GFLOP/s achieved by various matrix-free strategies

Fig. 13
figure 13

Memory bandwidth achieved by various matrix-free strategies

A deeper insight into the performance of various matrix-free strategies can be obtained by looking into arithmetic throughput and effective memory bandwidth achieved by them. Figure 12 shows the GFLOP/s achieved by the different matrix-free strategies as a function of mesh size. The arithmetic throughput of the proposed \(EbE_{sym}\) strategy having the least kernel time is found to be the highest in all the test problems. The EbE strategy shows significant improvement in GFLOP/s as compared to the NbN and DbD strategies. Compared to the EbE strategy, 1.5\(\times \) and 1.3\(\times \) better throughput are observed by the \(EbE_{sym}\) strategy in case of elasticity and heat transfer problems. However, GFLOP/s achieved by all the strategies is found to be much lower than the peak value of the device. The maximum value achieved by the \(EbE_{sym}\) strategy reaches approximately 3% of the peak value of NVIDIA Tesla K40.
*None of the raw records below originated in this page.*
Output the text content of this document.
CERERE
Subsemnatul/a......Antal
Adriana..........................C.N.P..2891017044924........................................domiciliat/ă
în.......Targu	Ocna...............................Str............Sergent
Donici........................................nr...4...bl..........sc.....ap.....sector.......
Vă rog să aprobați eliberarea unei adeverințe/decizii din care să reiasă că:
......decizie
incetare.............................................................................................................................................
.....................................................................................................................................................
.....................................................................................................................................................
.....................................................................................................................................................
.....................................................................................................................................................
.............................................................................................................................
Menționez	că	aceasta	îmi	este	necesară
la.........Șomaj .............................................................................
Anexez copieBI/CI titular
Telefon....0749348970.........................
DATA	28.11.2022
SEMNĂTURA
The comparison of effective memory bandwidth achieved by various strategies is shown in Fig. 13. The memory bandwidth by all the strategies is found to be on the higher side indicating memory bound nature of the matrix-free solvers. The NbN and DbD strategies are found to have relatively lesser bandwidth than the EbE strategy. The EbE strategy achieves 212 GB/s for the case of elasticity problems and 208 GB/s in heat transfer problem. The proposed \(EbE_{sym}\) strategy shows small improvement over the EbE strategy and achieves bandwidth of 215 GB/s and 209 GB/s in elasticity and heat transfer problems, respectively. The maximum bandwidth achieved by the \(EbE_{sym}\) strategy is found to be approximately 74% of the theoretical peak value of NVIDIA Tesla K40 GPU which is close to the achievable bandwidth of the device [13]. Since the maximum arithmetic throughput is found to be close to 3% of theoretical peak throughput, it can be concluded that the performance of the proposed strategy is limited by memory bandwidth.

5 Conclusions

A new GPU-based matrix-free strategy (\(EbE_{sym}\)) for FEM has been proposed. The developed strategy was based on an element-by-element FE solver which replaced the SpMV operation in an iterative solution method by an element level dense matrix-vector product. A new approach to compute the elemental matrix-vector product was developed which used only the symmetric part of the elemental matrices. The performance of the proposed solver was evaluated by solving the elasticity and the heat transfer problems on unstructured mesh using 4-noded quadrilateral element and the comparison was made with the existing GPU-based matrix-free solvers. For the elasticity problems (two DOFs per node), approximately 5\(\times \) speedup was observed over the node based (NbN), 2.8\(\times \) over the DOF based (DbD) and 1.4\(\times \) over the element based (EbE) matrix-free strategies. In heat conduction problem (single DOF per node), 3\(\times \) speedup over the NbN strategy and 1.3\(\times \) speedup over the EbE strategy were obtained. As a consequence of using the symmetric part of the elemental matrices the overall memory footprint of the proposed \(EbE_{sym}\) strategy was reduced by 1.5\(\times \) for the elasticity and 1.3\(\times \) for the heat conduction problems over the state-of-the-art EbE strategy. The obtained results suggest that the proposed strategy can be used to solve problems of bigger sizes on a given GPU card in lesser time. Also, the proposed strategy is applicable where the symmetric elemental matrices are generated by FEM. In future, the proposed strategy can be applied to various element types including higher order and three-dimensional elements to study its performance and identify the limitations, if any. The outcome of the future work is expected to make this strategy more generic and applicable to a broader class of problems in FEM. Moreover, the proposed strategy can also be used to develop kernel for batched symmetric matrix-vector product using small size matrices for linear algebra applications.